Jim (and anyone else still following this thread), you're correct in that
these simple tuners work as well as anything else on the market at any
price, however you neglect one important point (at least to me and many
others) and a couple of other points. We want to work ALL bands with one
antenna and the band-change procedure should be relatively quick. We would
also like to have the matchbox fully enclosed in metal, not open such as to
enable adjusting taps with aligator clips. Add to it that we would like to
run 1000w of power and now your simple solution simply fails to meet the
objectives.
To meet the needs of today's transistorized rigs, you not only have to
adjust the main coil as you accurately described, but you must also adjust
the link (with a switch or alligator clips). The series variable C is
indeed a good tip (and an improvement over the Johnson), but I don't think
it eliminates the need for adjusting the link. I guess the answer to that
debate will depend on the "range" which you wish to match. I want my
matchbox to match from 10 Ohms to 10,000 Ohms, not just up to 2000 Ohms. I
guess for a single installation, my stated needs are overkill because one
can always play with the antenna length and the feedline length to keep all
bands within 2000 Ohms. However, if you intend to use your matchbox in many
locations with many different antennas, I think it should be built as I have
indicated.
The single coil Z-match meets all of the conditions I've stated above and is
really simple to construct. However it is less efficient (at least on some
bands) than the tuner Jim described or the Johnson or the Annecke. Still,
it's a better solution than the "T" or "Double T".

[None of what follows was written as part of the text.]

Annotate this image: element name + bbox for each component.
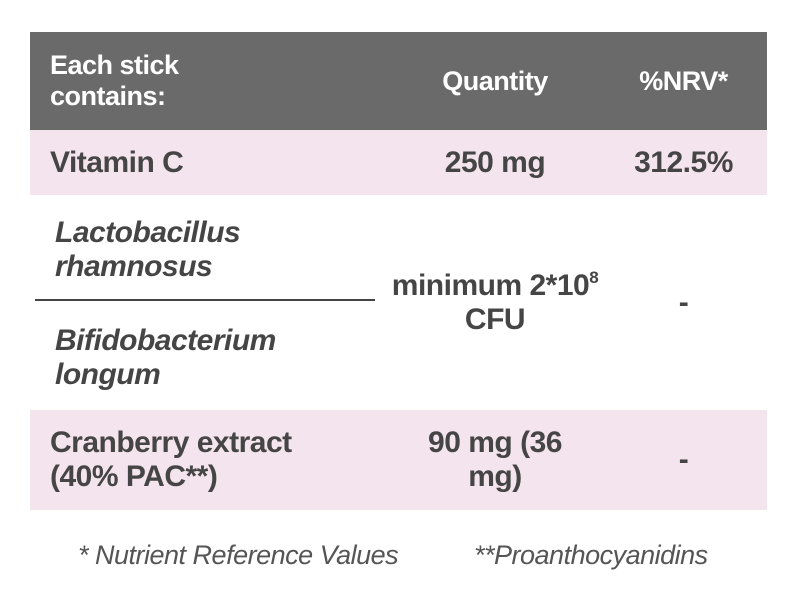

I'm a solid advocate of home brewing matchboxes. However most hams don't
want to do that and many I know who would like to, can't find the parts. I
think the parts supply (tnx to military surplus) is a lot better in the
states than here in Europe.
Wouldn't it be great if someone would bring out a Heathkit-like kit for a
true balanced matchbox?
I think I could sell 25 of them immediately just within the Bavarian Contest
Club.
73
Rick
-----Original Message-----
From: tentec-bounces@contesting.com
[mailto:tentec-bounces@contesting.com]On Behalf Of JAMES HANLON
Sent: Saturday, April 17, 2004 12:52 PM
To: tentec@contesting.com
Subject: Re: [TenTec] 450 Ohm feedline tuners
Guys,
Any older ARRL Handbook will give you information on building your own
"antenna tuner" for balanced transmission lines. Perhaps the most simple
example would be a parallel-tuned circuit resonant at the operating
frequency with a link wound around the center of the coil. You may want to
tap the link in the middle to allow using all of it or only half of it. If
you can get the hardware to make it a "swinging link" that would be better,
if not just put a high capacitance variable in series with the link - the
tuning condenser pulled out of an old 5 tube broadcast receiver would be
well suited. Connect the antenna to either end of the coil, or tap it down
on the coil symmetrically from both ends. Tune the resonant circuit
capacitor and the capacitor in series with the link and adjust the antenna
tap positions for zero reflected power on an SWR meter between the
transmitter and the link. It will take a little cut-and-try, but in a few
minutes you will have found the right combination of settings and you will
be all set to go. I use a tuner like this, implemented with a few clip
leads to change positions on the coil and the link. You don't need
expensive, unobtanium switches. My capacitors are "BC375 surplus" size, and
the tuner easily holds the 600 watt output of my Heath SB200 linear. My
coils are the larger B&W Miniductor types or a BC610 plate coil for the 20
to 10 meter range. I also have clip leads attached to each end of the coil
that allow me to short out a portion of the coil, symmetrically from each
end of course, as necessary. You can also center-tap the coil and connect
the center-tap to an earth ground to bleed off static electric charge build
up.
A little more fancy tuner is shown in my 1965 Handbook. It has three
variable capacitors connected in series across the coil with the antenna
connected across the middle capacitor of the three. It also uses a
capacitor in series with the link as above. The three caps in series allow
you to vary the tap position of the antenna electro-mechanically rather than
with clips on the coil. I've implemented this one with Hammarlund low-power
transmitting variable condensers and a coil wound on a ceramic form from a
BC375 tuning unit. It handles the 200+ watt output of my Globe King 275
with no problem.
So you don't have to go out and spend a gazillion bucks on a fancy,
commercially-made tuner. Just keep your eye out for some likely,
bread-slicer tuning caps at the next swap meet and build one of your own.